The Justice department says that will investigate the case of a National Bureau of Investigation (NBI) agent caught on video threatening a Rappler reporter for recording the arrest of her boss, Maria Ressa on Feb. 13.
We recommend that it does so quickly, and act swiftly to correct any the overzealousness and arrogance that the NBI agent in question clearly showed in a video that has been widely circulated on Twitter, not only here, but abroad.
The video feed records the conversation that Rappler reporter Aika Rey had with an unidentified NBI agent who tried to stop her from recording Ressa’s arrest, which was happening inside the Rappler office.
The exchange is not captured on video, because Rey apparently pointed her camera phone away when the agent approached her, but it is clearly captured on the audio track. Here is part of that conversation, after Rey asked him why she should stop recording the arrest.
NBI agent: Oh really?

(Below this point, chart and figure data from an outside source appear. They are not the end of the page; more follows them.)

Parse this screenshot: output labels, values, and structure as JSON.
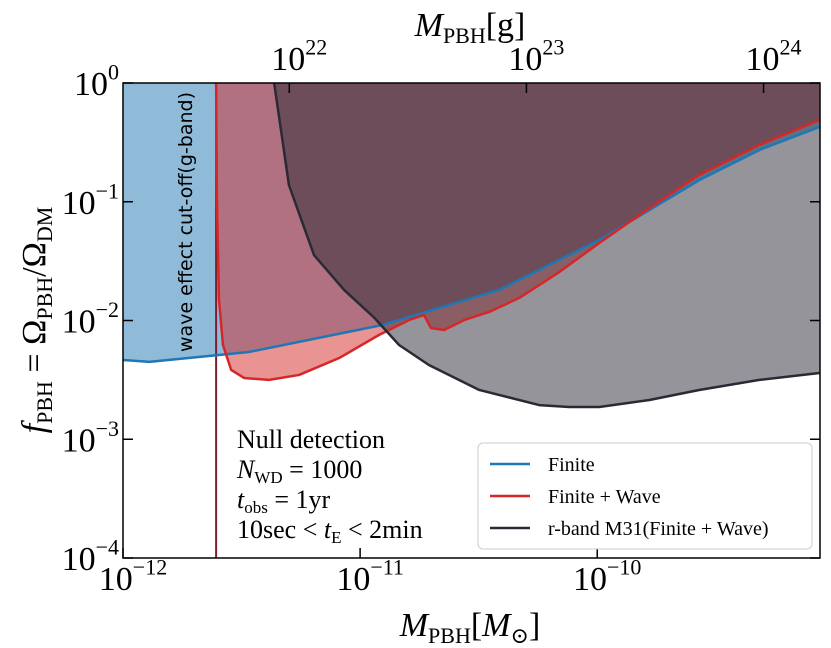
{
  "chart_data": {
    "type": "area",
    "x_label": [
      "M",
      "PBH",
      "[",
      "M",
      "⊙",
      "]"
    ],
    "top_label": [
      "M",
      "PBH",
      "[g]"
    ],
    "y_label": [
      "f",
      "PBH",
      " = Ω",
      "PBH",
      "/Ω",
      "DM"
    ],
    "log_x": true,
    "log_y": true,
    "xlim": [
      1e-12,
      8.7e-10
    ],
    "ylim": [
      0.0001,
      1
    ],
    "xticks": [
      {
        "value": 1e-12,
        "label": "10",
        "exponent": "−12"
      },
      {
        "value": 1e-11,
        "label": "10",
        "exponent": "−11"
      },
      {
        "value": 1e-10,
        "label": "10",
        "exponent": "−10"
      }
    ],
    "yticks": [
      {
        "value": 0.0001,
        "label": "10",
        "exponent": "−4"
      },
      {
        "value": 0.001,
        "label": "10",
        "exponent": "−3"
      },
      {
        "value": 0.01,
        "label": "10",
        "exponent": "−2"
      },
      {
        "value": 0.1,
        "label": "10",
        "exponent": "−1"
      },
      {
        "value": 1,
        "label": "10",
        "exponent": "0"
      }
    ],
    "x2lim": [
      1.989e+21,
      1.73e+24
    ],
    "x2ticks": [
      {
        "value": 1e+22,
        "label": "10",
        "exponent": "22"
      },
      {
        "value": 1e+23,
        "label": "10",
        "exponent": "23"
      },
      {
        "value": 1e+24,
        "label": "10",
        "exponent": "24"
      }
    ],
    "series": [
      {
        "name": "Finite",
        "color": "#1f77b4",
        "x": [
          1e-12,
          1.29e-12,
          3.4e-12,
          1.24e-11,
          3.86e-11,
          1.02e-10,
          2.69e-10,
          4.83e-10,
          8.65e-10
        ],
        "values": [
          0.00465,
          0.00448,
          0.00543,
          0.00916,
          0.0181,
          0.0476,
          0.152,
          0.273,
          0.426
        ]
      },
      {
        "name": "Finite + Wave",
        "color": "#d62728",
        "x": [
          2.47e-12,
          2.49e-12,
          2.54e-12,
          2.64e-12,
          2.86e-12,
          3.24e-12,
          4.13e-12,
          5.53e-12,
          8.16e-12,
          1.2e-11,
          1.61e-11,
          1.86e-11,
          1.99e-11,
          2.26e-11,
          2.75e-11,
          3.5e-11,
          4.69e-11,
          6.92e-11,
          1.02e-10,
          1.66e-10,
          2.69e-10,
          4.83e-10,
          8.65e-10
        ],
        "values": [
          1,
          0.103,
          0.0149,
          0.00622,
          0.00383,
          0.00328,
          0.00316,
          0.00348,
          0.00483,
          0.00755,
          0.0101,
          0.0111,
          0.00865,
          0.00832,
          0.0101,
          0.0118,
          0.0155,
          0.0256,
          0.045,
          0.0885,
          0.168,
          0.301,
          0.488
        ]
      },
      {
        "name": "r-band M31(Finite + Wave)",
        "color": "#2a2a35",
        "x": [
          4.34e-12,
          5.01e-12,
          6.39e-12,
          8.56e-12,
          1.15e-11,
          1.46e-11,
          1.95e-11,
          3.18e-11,
          5.69e-11,
          7.62e-11,
          1.02e-10,
          1.66e-10,
          2.69e-10,
          4.83e-10,
          8.65e-10
        ],
        "values": [
          1,
          0.138,
          0.0356,
          0.0181,
          0.0105,
          0.00622,
          0.00422,
          0.0026,
          0.00194,
          0.00187,
          0.00187,
          0.00214,
          0.0026,
          0.00316,
          0.00361
        ]
      }
    ],
    "cutoff": {
      "x": 2.47e-12,
      "label": "wave effect cut-off(g-band)",
      "color": "#7b1f2f"
    },
    "annotation": [
      [
        "Null detection"
      ],
      [
        "N",
        "WD",
        " = 1000"
      ],
      [
        "t",
        "obs",
        " = 1yr"
      ],
      [
        "10sec < ",
        "t",
        "E",
        " < 2min"
      ]
    ],
    "legend": "lower right"
  }
}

You really do not want to comply with our simple request? Come on, miss.
Rey: Are you getting my phone? You can’t get my phone.
NBI agent: Come on, be cooperative. Your boss is already talking to us. No need for that. I’m sure you do understand what I’m telling you, right? Oh great.
Rey: I mean, I’m not the only one doing it.
NBI agent: Yeah, but I’m talking to you right now. I’ll attend to them later, one by one.
Rey: Can you explain to me first…
NBI agent: Because I’m saying so.
Rey: And what will happen…?
NBI agent: It’s up to you. It’s our request. Please. OK, if you’re going to do the same banana…
Rey: I mean, maybe you can explain to me first…
NBI agent: No.
Rey: Why not?
The NBI agent then takes his camera phone and records Rey, to make his point.
Rey: Now you’re doing the same thing.
NBI agent: You asked for it.
Rey: Ummm, I don’t mind. (Laughs)
Unfortunately, the two-minute video excerpt that Rey shared on her Twitter account does not include this part of the conversation:
NBI agent: “Can you stop doing what you’re doing now? Is it okay? Oh great and tell the same thing to your colleague. Because definitely if we see our faces on the net, you’ll be sorry. You’ve been warned. We’ll go after you.”
Justice Undersecretary Mark Perete said the department will look into the incident and also talk to the NBI agents involved because they want a clear picture of what transpired to see if any violation took place.
This is all and good, but the video alone clearly records a law enforcer trying to stop a journalist from doing her job, inside her own place of employment. When asked for a reason, he offered no better explanation other than “because I’m saying so.” That does not cut it.
Justice Secretary Menardo Guevarra himself has said that it is not illegal for journalists to record an ongoing arrest as long as they do not not interfere with the operation. It would be a stretch, indeed, to suggest that one person holding up a camera phone could seriously impede the arrest. In what is certainly a good sound byte, he has also said: “The DOJ will not file charges for the purpose of harassing journalists. Not under my watch.”
It is time that Secretary Guevarra put his money where his mouth is and took to task the overzealous NBI agent who was clearly overstepping his bounds by suppressing coverage of a legitimate news event.